Monday, September 10, 2012

The Weekend Never Ends on Franklin: Reading Series and Stage One TONIGHT

It's the second Monday of the month, and you know what that means - time for the Franklin Park Reading Series! Come out to Franklin Park at 8pm for what has become on of the hottest literary events in the city (and did I mention there are $4 pints all night?). Complete info on the event and authors from their FB page is below:

Also tonight is the first-ever installment of what will hopefully become a regular event, Stage One at Little Zelda from 7-10pm. This evening of live music is sponsored by Secondary Sound, the guys who host the Jam Night at the Breukelen Coffee House, and features singer-songwriters Bree Ann Klauser and Randy Niles


Disoriented by sudden violence, sped-up technology and social upheaval? This month, hear how five fiction writers confront our modern malaise through gripping stories of alternate realities, shifting identities, and time-space distortions. The featured readers are BRIAN EVENSON (Windeye, Immobility), JOSHUA HENKIN (The World Without You), KATHLEEN ALCOTT (The Dangers of Proximal Alphabets), COURTNEY ELIZABETH MAUK (Spark), and J.E. REICH (Armchaor Shotgun).



618 St. Johns Place, between Franklin and Classon Avenues
Crown Heights, Brooklyn
Subway: 2/3/4/5 trains to Franklin Avenue

THANKS TO OUR SPONSOR: The website SMALL DEMONS ( will be providing a $1 discount on the first 100 drinks, along with coastesr imprinted with their logo. And we'll be raffling off a Small Demons T-shirt!

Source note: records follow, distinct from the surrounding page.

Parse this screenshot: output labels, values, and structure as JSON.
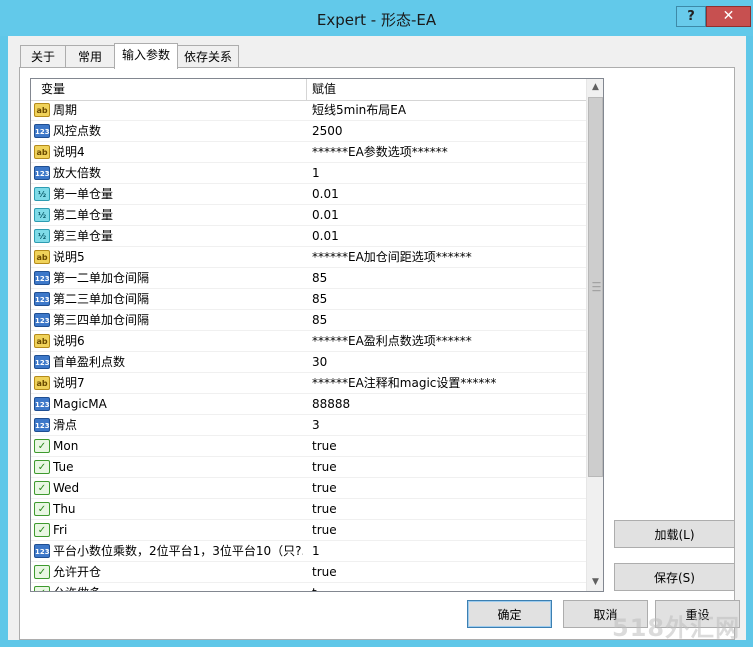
{
  "window": {
    "title": "Expert - 形态-EA",
    "help": "?",
    "close": "✕"
  },
  "tabs": [
    "关于",
    "常用",
    "输入参数",
    "依存关系"
  ],
  "table": {
    "col_variable": "变量",
    "col_value": "赋值",
    "rows": [
      {
        "icon": "ab",
        "name": "周期",
        "value": "短线5min布局EA"
      },
      {
        "icon": "123",
        "name": "风控点数",
        "value": "2500"
      },
      {
        "icon": "ab",
        "name": "说明4",
        "value": "******EA参数选项******"
      },
      {
        "icon": "123",
        "name": "放大倍数",
        "value": "1"
      },
      {
        "icon": "v2",
        "name": "第一单仓量",
        "value": "0.01"
      },
      {
        "icon": "v2",
        "name": "第二单仓量",
        "value": "0.01"
      },
      {
        "icon": "v2",
        "name": "第三单仓量",
        "value": "0.01"
      },
      {
        "icon": "ab",
        "name": "说明5",
        "value": "******EA加仓间距选项******"
      },
      {
        "icon": "123",
        "name": "第一二单加仓间隔",
        "value": "85"
      },
      {
        "icon": "123",
        "name": "第二三单加仓间隔",
        "value": "85"
      },
      {
        "icon": "123",
        "name": "第三四单加仓间隔",
        "value": "85"
      },
      {
        "icon": "ab",
        "name": "说明6",
        "value": "******EA盈利点数选项******"
      },
      {
        "icon": "123",
        "name": "首单盈利点数",
        "value": "30"
      },
      {
        "icon": "ab",
        "name": "说明7",
        "value": "******EA注释和magic设置******"
      },
      {
        "icon": "123",
        "name": "MagicMA",
        "value": "88888"
      },
      {
        "icon": "123",
        "name": "滑点",
        "value": "3"
      },
      {
        "icon": "bool",
        "name": "Mon",
        "value": "true"
      },
      {
        "icon": "bool",
        "name": "Tue",
        "value": "true"
      },
      {
        "icon": "bool",
        "name": "Wed",
        "value": "true"
      },
      {
        "icon": "bool",
        "name": "Thu",
        "value": "true"
      },
      {
        "icon": "bool",
        "name": "Fri",
        "value": "true"
      },
      {
        "icon": "123",
        "name": "平台小数位乘数，2位平台1，3位平台10（只?..",
        "value": "1"
      },
      {
        "icon": "bool",
        "name": "允许开仓",
        "value": "true"
      },
      {
        "icon": "bool",
        "name": "允许做多",
        "value": "t"
      }
    ]
  },
  "buttons": {
    "load": "加载(L)",
    "save": "保存(S)",
    "ok": "确定",
    "cancel": "取消",
    "reset": "重设"
  },
  "watermark": "518外汇网",
  "colors": {
    "titlebar": "#62c9ea",
    "close": "#c75050",
    "accent": "#3c7fb1"
  }
}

And our great appreciation to BOMB Magazine for recording podcasts.


BRIAN EVENSON is the author of over ten books of fiction, including, most recently, the short story collection Windeye and the novel Immobility. He has been a finalist for the Edgar Award, the Shirley Jackson Award, and the World Fantasy Award and the winner of the International Horror Guild Award and the American Library Association's award for Best Horror Novel. His short story collection Fugue State was named one of Time Out New York's Best Books of 2009. The recipient of a National Endowment for the Arts fellowship and three O. Henry Prizes, including one for the title story in Windeye, he lives in Providence, Rhode Island, where he directed and currently teaches in Brown University's Literary Arts Department.

JOSHUA HENKIN is the author, most recently, of the novel The World Without You, as well as the novels Matrimony, a New York Times Notable Book, and Swimming Across the Hudson, a Los Angeles Times Notable Book. His short stories have been published widely, cited for distinction in Best American Short Stories, and broadcast on NPR's "Selected Shorts." He lives in Brooklyn, NY and directs the MFA program in Fiction Writing at Brooklyn College.

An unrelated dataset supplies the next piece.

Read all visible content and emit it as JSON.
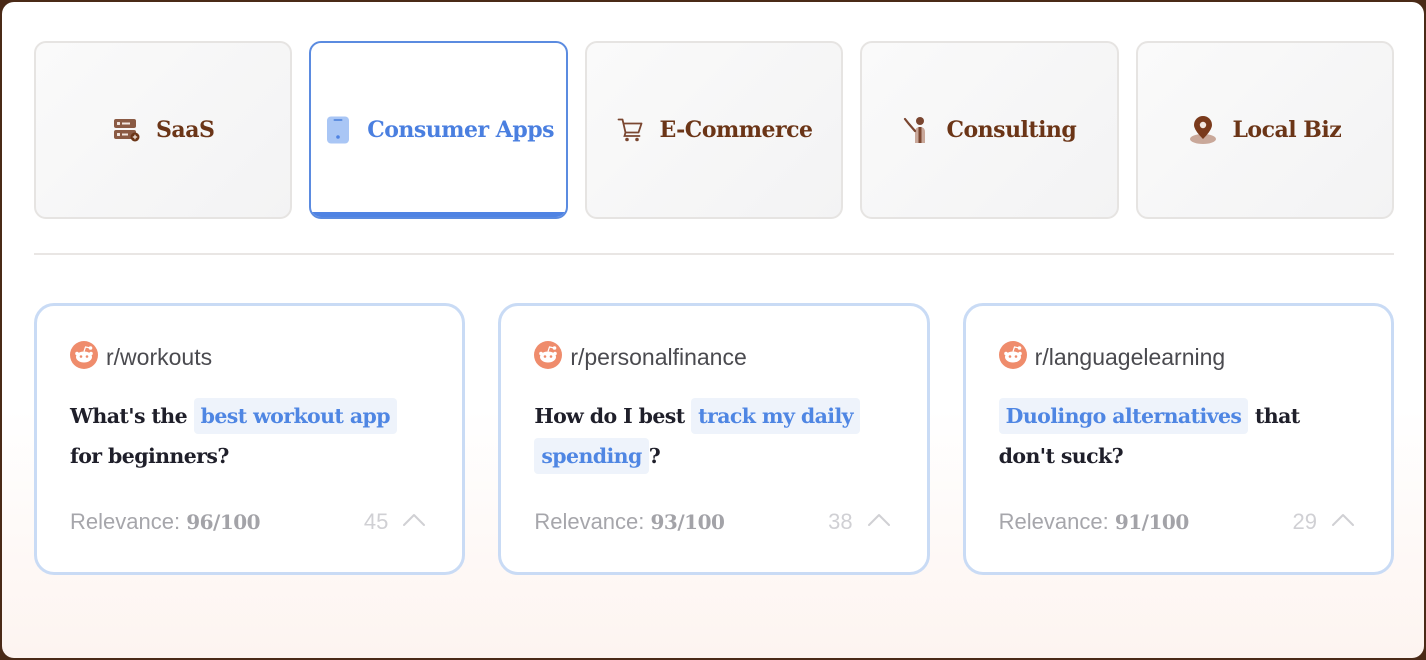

KATHLEEN ALCOTT is the author of the debut novel The Dangers of Proximal Alphabets. Her work appears or is forthcoming in Slice Magazine, American Short Fiction; Vol. 1 Brooklyn; The Rumpus.Net, The Bold Italic, Explosion Proof, and Rumpus Women Vol. 1, an anthology of personal essays by women. Born and raised in Northern California, she currently resides in Brooklyn and is working on her second novel.

COURTNEY ELIZABETH MAUK is the author of the debut novel Spark. She received an MFA in Fiction from Columbia University and has been published in The Literary Review, PANK, Wigleaf, Superstition Review, and other places. She is an assistant editor at Barrelhouse Magazine and teaches at the Sackett Street Writers’ Workshop and Juilliard. She lives in Manhattan with her husband.

J.E. REICH hails from Pittsburgh and recently received her MA in English Literature from Brooklyn College. Her writing has appeared or is forthcoming in Armchair/Shotgun, Volume 1 Brooklyn, Plain China: The Best of Undergraduate Writing 2010, KGB Bar & Lit Journal, Underground Voices, The Emerson Review, and other publications. Her writing was nominated for a Pushcart Prize in 2010. She resides in Brooklyn, NY, and is a social media intern at Critical Mob and a contributor at Thought Catalog. She is currently working on her first novel.